Molly, now a teenager about to enter her senior year, likes music and forensics, Rudner said. “So she’s going to figure out why composers die,” Rudner laughed. “I’m not sure there’s money in it, but that’s what she’s going to do.”
Rudner doesn’t feel she missed out on making the TV shows she once wanted to make. She recalled visiting Hugh Laurie when he was starring in House. Laurie revealed that he was there at 6 a.m. every morning; then there were the late nights and the scripts to learn for the following Monday.
She and Bergman have it pretty good, Rudner said; they’ve made “quite a bit of money,” Bergman sorts out all the logistics of where she needs to be. She can write herself characters, but not perform other people’s. She starred in a sitcom, Melissa & Joey, as a “drunken mother” and Bergman told her she wasn’t very good. “I said, ‘I know, let’s not watch it again.’”
As we laughed, Bergman entered the room. The couple talked of Molly heading off to college. Bergman said he was trying to convince Rudner to stop performing. “Performers are hamsters on a wheel,” he said. “They’re convinced that if you stop, the world will end and you will not make any more money ever again. And I subscribe to a different theory.”
Joan Rivers dreaded not working, I recalled; and Rudner recalled Rivers saying how the white pages of an empty diary blinded her.
Bergman laughed. “I see you like Elaine Stritch. Still here. Black tights!”
Rudner whooped. “Judy Garland!”
Maybe they should do a sequel to Peter’s Friends, Bergman pondered, in the vein of other movie sequels.

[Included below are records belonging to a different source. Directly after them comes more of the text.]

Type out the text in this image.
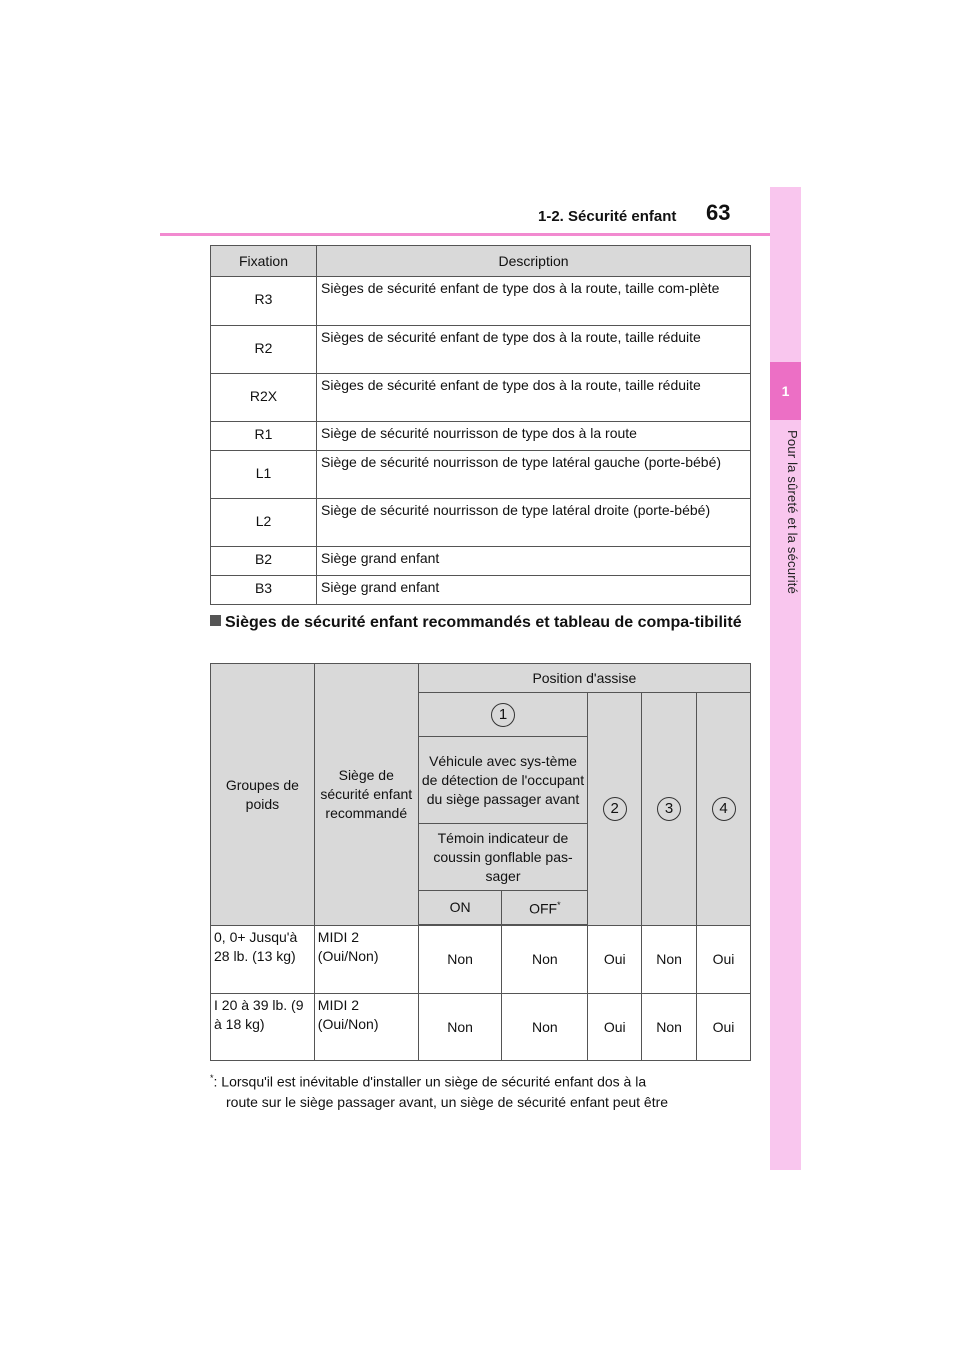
1-2. Sécurité enfant 63
1
Pour la sûreté et la sécurité
Fixation	Description
R3	Sièges de sécurité enfant de type dos à la route, taille com-plète
R2	Sièges de sécurité enfant de type dos à la route, taille réduite
R2X	Sièges de sécurité enfant de type dos à la route, taille réduite
R1	Siège de sécurité nourrisson de type dos à la route
L1	Siège de sécurité nourrisson de type latéral gauche (porte-bébé)
L2	Siège de sécurité nourrisson de type latéral droite (porte-bébé)
B2	Siège grand enfant
B3	Siège grand enfant
Sièges de sécurité enfant recommandés et tableau de compa-tibilité
Groupes de poids	Siège de sécurité enfant recommandé	Position d'assise				
		1		2	3	4
		Véhicule avec sys-tème de détection de l'occupant du siège passager avant				
		Témoin indicateur de coussin gonflable pas-sager				
		ON	OFF*

0, 0+ Jusqu'à 28 lb. (13 kg)	MIDI 2 (Oui/Non)	Non	Non	Oui	Non	Oui
I 20 à 39 lb. (9 à 18 kg)	MIDI 2 (Oui/Non)	Non	Non	Oui	Non	Oui
*: Lorsqu'il est inévitable d'installer un siège de sécurité enfant dos à la
route sur le siège passager avant, un siège de sécurité enfant peut être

If she gets one word wrong in her act, Rudner said, Bergman puts his head in his hands. When Molly was learning to play tennis Molly would say to Bergman, “Every time I miss, would you mind not throwing your hat on the floor?” He writes at their big desk, Rudner puts her feet up on the other side. In writing the play, she mainly focused on writing the female part, he the male.
Rudner said she does gigs where the family likes to travel to, whether that be Hawaii or London. “That’s what people in showbusiness do. Or we’d just stay home.”
Rudner and I surveyed the Two’s a Crowd stage, as technical staff set up lights, and hammered and drilled away. “All I need is the audience close to me,” said Rudner. “I need to see the first three rows, and feel that connection.”
Rudner feels she may be in retirement; Bergman calls it semi-retirement. Perhaps it would be most accurate to say that Rudner works how, when, and where she wants to. She doesn’t want to work all the time, but just to know she has some gigs coming up in places she wants to be.
“I have no bucket list,” Rudner said. “I like to do what I am doing when I am doing it. And so after this,” she said with a merry laugh, “maybe I’ll get a summer handbag on sale.”